Early designs of elastomeric disc prostheses resulted in many failures. The C-Flex material used by Lee et al lacked bio-stability resulting in environmental stress cracking and fatigue failure.[20] Two separate clinical trials were conducted to assess the safety of the Acroflex elastomeric artificial disc design (Acromed Corporation, Cleveland, OH). This disc was manufactured using a polyolefin rubber core material. Prior to initiating the clinical studies, extensive biocompatibility and biomechanical tests were conducted on the polyolefin core material including cytotoxicity, compressive creep, peel strength at the titanium-rubber interface and compression, torsion, and shear endurance testing.[12, 23, 24] The Acroflex disc was implanted into 28 patients at 1 or 2 levels between L4-S1.[11, 12] Ten patients (36%) experienced tears in the polyolefin material, a condition which leads to revision surgery in many affected patients between 2 and 4 years following surgery. The most common mode of failure was anterior-inferior peripheral tears in the rubber that are characteristic of material failure during flexion-extension bending. The authors found no reference that describes any bending endurance testing that was conducted in the laboratory prior to the clinical trial.

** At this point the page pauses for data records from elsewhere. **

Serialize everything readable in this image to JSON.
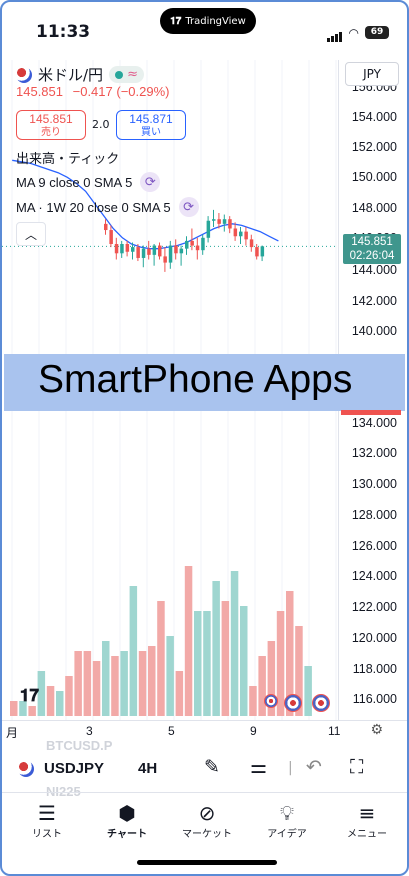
{
  "status_bar": {
    "time": "11:33",
    "island_text": "TradingView",
    "battery": "69"
  },
  "symbol": {
    "name": "米ドル/円",
    "price": "145.851",
    "change": "−0.417 (−0.29%)"
  },
  "trade": {
    "sell_price": "145.851",
    "sell_label": "売り",
    "spread": "2.0",
    "buy_price": "145.871",
    "buy_label": "買い"
  },
  "indicators": [
    {
      "label": "出来高・ティック"
    },
    {
      "label": "MA 9 close 0 SMA 5"
    },
    {
      "label": "MA · 1W 20 close 0 SMA 5"
    }
  ],
  "currency_selector": "JPY",
  "price_axis": [
    "156.000",
    "154.000",
    "152.000",
    "150.000",
    "148.000",
    "146.000",
    "144.000",
    "142.000",
    "140.000",
    "134.000",
    "132.000",
    "130.000",
    "128.000",
    "126.000",
    "124.000",
    "122.000",
    "120.000",
    "118.000",
    "116.000"
  ],
  "last_price": {
    "price": "145.851",
    "countdown": "02:26:04"
  },
  "banner": "SmartPhone Apps",
  "date_labels": [
    "月",
    "3",
    "5",
    "9",
    "11"
  ],
  "ghost_labels": [
    "BTCUSD.P",
    "NI225"
  ],
  "toolbar": {
    "symbol": "USDJPY",
    "interval": "4H"
  },
  "bottom_nav": [
    {
      "label": "リスト",
      "icon": "list-icon"
    },
    {
      "label": "チャート",
      "icon": "chart-icon"
    },
    {
      "label": "マーケット",
      "icon": "compass-icon"
    },
    {
      "label": "アイデア",
      "icon": "lightbulb-icon"
    },
    {
      "label": "メニュー",
      "icon": "menu-icon"
    }
  ],
  "colors": {
    "up": "#26a69a",
    "down": "#ef5350",
    "ma": "#2962ff",
    "banner": "#a9c3ee"
  },
  "chart_data": {
    "type": "candlestick",
    "candles": [
      {
        "o": 147.3,
        "h": 147.6,
        "l": 146.6,
        "c": 146.9
      },
      {
        "o": 146.9,
        "h": 147.2,
        "l": 145.8,
        "c": 146.0
      },
      {
        "o": 146.0,
        "h": 146.4,
        "l": 145.0,
        "c": 145.4
      },
      {
        "o": 145.4,
        "h": 146.2,
        "l": 145.1,
        "c": 146.0
      },
      {
        "o": 146.0,
        "h": 146.2,
        "l": 145.2,
        "c": 145.5
      },
      {
        "o": 145.5,
        "h": 146.1,
        "l": 145.0,
        "c": 145.8
      },
      {
        "o": 145.8,
        "h": 146.0,
        "l": 144.9,
        "c": 145.1
      },
      {
        "o": 145.1,
        "h": 145.9,
        "l": 144.5,
        "c": 145.7
      },
      {
        "o": 145.7,
        "h": 146.2,
        "l": 145.0,
        "c": 145.3
      },
      {
        "o": 145.3,
        "h": 146.0,
        "l": 144.6,
        "c": 145.9
      },
      {
        "o": 145.9,
        "h": 146.1,
        "l": 145.0,
        "c": 145.2
      },
      {
        "o": 145.2,
        "h": 145.8,
        "l": 144.2,
        "c": 144.8
      },
      {
        "o": 144.8,
        "h": 146.2,
        "l": 144.4,
        "c": 145.9
      },
      {
        "o": 145.9,
        "h": 146.3,
        "l": 145.0,
        "c": 145.4
      },
      {
        "o": 145.4,
        "h": 145.9,
        "l": 144.6,
        "c": 145.7
      },
      {
        "o": 145.7,
        "h": 146.5,
        "l": 145.3,
        "c": 146.2
      },
      {
        "o": 146.2,
        "h": 147.0,
        "l": 145.6,
        "c": 145.9
      },
      {
        "o": 145.9,
        "h": 146.4,
        "l": 145.0,
        "c": 145.6
      },
      {
        "o": 145.6,
        "h": 146.6,
        "l": 145.3,
        "c": 146.4
      },
      {
        "o": 146.4,
        "h": 147.8,
        "l": 146.1,
        "c": 147.5
      },
      {
        "o": 147.5,
        "h": 148.2,
        "l": 147.1,
        "c": 147.6
      },
      {
        "o": 147.6,
        "h": 148.0,
        "l": 147.0,
        "c": 147.3
      },
      {
        "o": 147.3,
        "h": 147.9,
        "l": 146.8,
        "c": 147.6
      },
      {
        "o": 147.6,
        "h": 147.8,
        "l": 146.7,
        "c": 147.0
      },
      {
        "o": 147.0,
        "h": 147.4,
        "l": 146.2,
        "c": 146.5
      },
      {
        "o": 146.5,
        "h": 147.1,
        "l": 146.0,
        "c": 146.8
      },
      {
        "o": 146.8,
        "h": 147.1,
        "l": 145.9,
        "c": 146.3
      },
      {
        "o": 146.3,
        "h": 146.6,
        "l": 145.5,
        "c": 145.8
      },
      {
        "o": 145.8,
        "h": 146.0,
        "l": 145.0,
        "c": 145.2
      },
      {
        "o": 145.2,
        "h": 145.9,
        "l": 144.9,
        "c": 145.85
      }
    ],
    "ma_line": [
      151.4,
      151.3,
      151.2,
      151.0,
      150.8,
      150.6,
      150.3,
      149.9,
      149.4,
      148.6,
      147.8,
      147.0,
      146.4,
      146.0,
      145.8,
      145.7,
      145.7,
      145.8,
      145.9,
      146.1,
      146.4,
      146.7,
      147.0,
      147.2,
      147.3,
      147.2,
      147.0,
      146.8,
      146.5,
      146.2
    ],
    "volume": [
      {
        "v": 3,
        "up": false
      },
      {
        "v": 3,
        "up": true
      },
      {
        "v": 2,
        "up": false
      },
      {
        "v": 9,
        "up": true
      },
      {
        "v": 6,
        "up": false
      },
      {
        "v": 5,
        "up": true
      },
      {
        "v": 8,
        "up": false
      },
      {
        "v": 13,
        "up": false
      },
      {
        "v": 13,
        "up": false
      },
      {
        "v": 11,
        "up": false
      },
      {
        "v": 15,
        "up": true
      },
      {
        "v": 12,
        "up": false
      },
      {
        "v": 13,
        "up": true
      },
      {
        "v": 26,
        "up": true
      },
      {
        "v": 13,
        "up": false
      },
      {
        "v": 14,
        "up": false
      },
      {
        "v": 23,
        "up": false
      },
      {
        "v": 16,
        "up": true
      },
      {
        "v": 9,
        "up": false
      },
      {
        "v": 30,
        "up": false
      },
      {
        "v": 21,
        "up": true
      },
      {
        "v": 21,
        "up": true
      },
      {
        "v": 27,
        "up": true
      },
      {
        "v": 23,
        "up": false
      },
      {
        "v": 29,
        "up": true
      },
      {
        "v": 22,
        "up": true
      },
      {
        "v": 6,
        "up": false
      },
      {
        "v": 12,
        "up": false
      },
      {
        "v": 15,
        "up": false
      },
      {
        "v": 21,
        "up": false
      },
      {
        "v": 25,
        "up": false
      },
      {
        "v": 18,
        "up": false
      },
      {
        "v": 10,
        "up": true
      }
    ]
  }
}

More recently, a different family of polymers, polycarbonate polyurethanes, has become available, with longer fatigue life and high resistance to environmental stress cracking.[25-28] Notably, polycarbonate polyurethane has been incorporated successfully in various load bearing nonfusion spinal devices such as the Bryan cervical disc (Medtronic, Memphis, TN), Dynesys posterior dynamic fixation (Zimmer, Minneapolis, MN), and the M6 cervical disc prosthesis (Spinal Kinetics, Sunnyvale, CA). The current device also employs such a polycarbonate polyurethane. Prior to clinical implantation, the current device was endurance- tested at least 10 million cycles in multiple modes of testing including flexion-extension, lateral bending, and combined bending to ensure that the previously observed types of failures did not occur.[29]

Conclusion

That the current device is safe and effective has been demonstrated by improved pain relief and functional recovery without any implant failures, significant device related complications, or adverse incidents at the 12-month follow- up time point. The clinical results for VAS and ODI are superior to other marketed artificial lumbar discs at the same follow-up timeframes. It is postulated that this clinical difference may be due to the compliant nature of the elastomer used in this new generation of elastomeric discs.